Erst jetzt fühlten alle, wie körperlich und seelisch erschöpft sie waren. Sie schliefen neun Stunden ohne Unterbrechung. Dann tauchten sie erholt und mit frischen Kräften auf und fuhren weiter.
Der Wald nahm immer noch kein Ende.
Unvermittelt machte das Ufer einen Knick und wandte sich nach Nordwesten. Fern am Horizont kam ein anderes Ufer in Sicht, das parallel zu verlaufen schien.
„Eine Bucht“, sagte Balandin. „Werden wir hineinfahren?“
„Selbstverständlich.“ Melnikow nickte.
Die Bucht schnitt scheinbar sehr tief ins Festland. Ihre Ufer waren sogar mit dem Fernglas nicht deutlich zu erkennen.
Das Boot fuhr am Südufer entlang. Mehrmals mußte eines Gewitters wegen gestoppt und auf Tauchstation gegangen werden.
„Vielleicht ist dies gar keine Bucht, sondern eine Meerenge?“ sagte Saizew.
„Es könnte sein,“ Melnikow betrachtete unverwandt das gegenüberliegende Ufer, das merklich näherrückte. „Maschinen stop!“ Die Motoren verstummten, sacht hob und senkte sich der Bug.
„Seht doch mal zum Ufer!“ Alle stellten fest’, daß das Boot nicht auf der Stelle liegenblieb, sondern langsam rückwärts getrieben wurde.
„Das ist keine Bucht und auch keine Meerenge, sondern ein Fluß“, verkündete Melnikow.

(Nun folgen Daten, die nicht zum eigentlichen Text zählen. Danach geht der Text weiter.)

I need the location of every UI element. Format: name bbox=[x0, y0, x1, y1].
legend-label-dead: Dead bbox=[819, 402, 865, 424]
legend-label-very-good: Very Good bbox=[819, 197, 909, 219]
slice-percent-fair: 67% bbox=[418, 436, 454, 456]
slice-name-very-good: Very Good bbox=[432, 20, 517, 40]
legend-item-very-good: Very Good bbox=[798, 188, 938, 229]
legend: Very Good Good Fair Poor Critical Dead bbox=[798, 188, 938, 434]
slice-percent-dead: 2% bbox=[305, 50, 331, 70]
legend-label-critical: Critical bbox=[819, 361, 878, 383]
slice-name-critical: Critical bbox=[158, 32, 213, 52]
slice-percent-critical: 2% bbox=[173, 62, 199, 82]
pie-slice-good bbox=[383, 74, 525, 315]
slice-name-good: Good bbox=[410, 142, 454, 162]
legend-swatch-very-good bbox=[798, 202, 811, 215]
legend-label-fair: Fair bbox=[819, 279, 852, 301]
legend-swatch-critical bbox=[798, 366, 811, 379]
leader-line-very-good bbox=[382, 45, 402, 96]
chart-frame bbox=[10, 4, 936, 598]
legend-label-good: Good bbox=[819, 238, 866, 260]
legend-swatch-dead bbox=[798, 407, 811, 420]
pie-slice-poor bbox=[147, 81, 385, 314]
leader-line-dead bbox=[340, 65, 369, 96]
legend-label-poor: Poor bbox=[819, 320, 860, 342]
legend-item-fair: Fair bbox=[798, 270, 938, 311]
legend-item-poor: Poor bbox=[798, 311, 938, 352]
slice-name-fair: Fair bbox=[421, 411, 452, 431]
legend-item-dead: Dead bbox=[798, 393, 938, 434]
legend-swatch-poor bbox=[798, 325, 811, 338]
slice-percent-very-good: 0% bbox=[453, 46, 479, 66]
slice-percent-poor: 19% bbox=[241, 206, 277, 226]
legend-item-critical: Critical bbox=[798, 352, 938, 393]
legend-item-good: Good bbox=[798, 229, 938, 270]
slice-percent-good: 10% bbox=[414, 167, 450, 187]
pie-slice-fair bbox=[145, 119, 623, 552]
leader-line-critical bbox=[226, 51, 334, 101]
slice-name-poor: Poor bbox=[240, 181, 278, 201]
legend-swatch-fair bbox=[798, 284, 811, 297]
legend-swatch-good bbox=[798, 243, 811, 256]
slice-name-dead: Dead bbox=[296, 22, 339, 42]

„Konstantin Jewgenjewitsch hat wie immer recht“, sagte Balandin. „Wir haben ein Festland vor uns.“
„Fahren wir doch weiter, stromaufwärts“, schlug Saizew vor.
„Das Ufer muß schließlich mal flacher werden, und dann können wir an Land gehen.“ Seine Vermutung erwies sich als richtig. Schon nach einer Stunde wurden die Ufer bedeutend niedriger und fielen nicht mehr so steil zum Wasser ab.
Nichts schwamm auf dem Wasser des Flusses. Nur manchmal trug die Strömung dem Boot Zweige entgegen.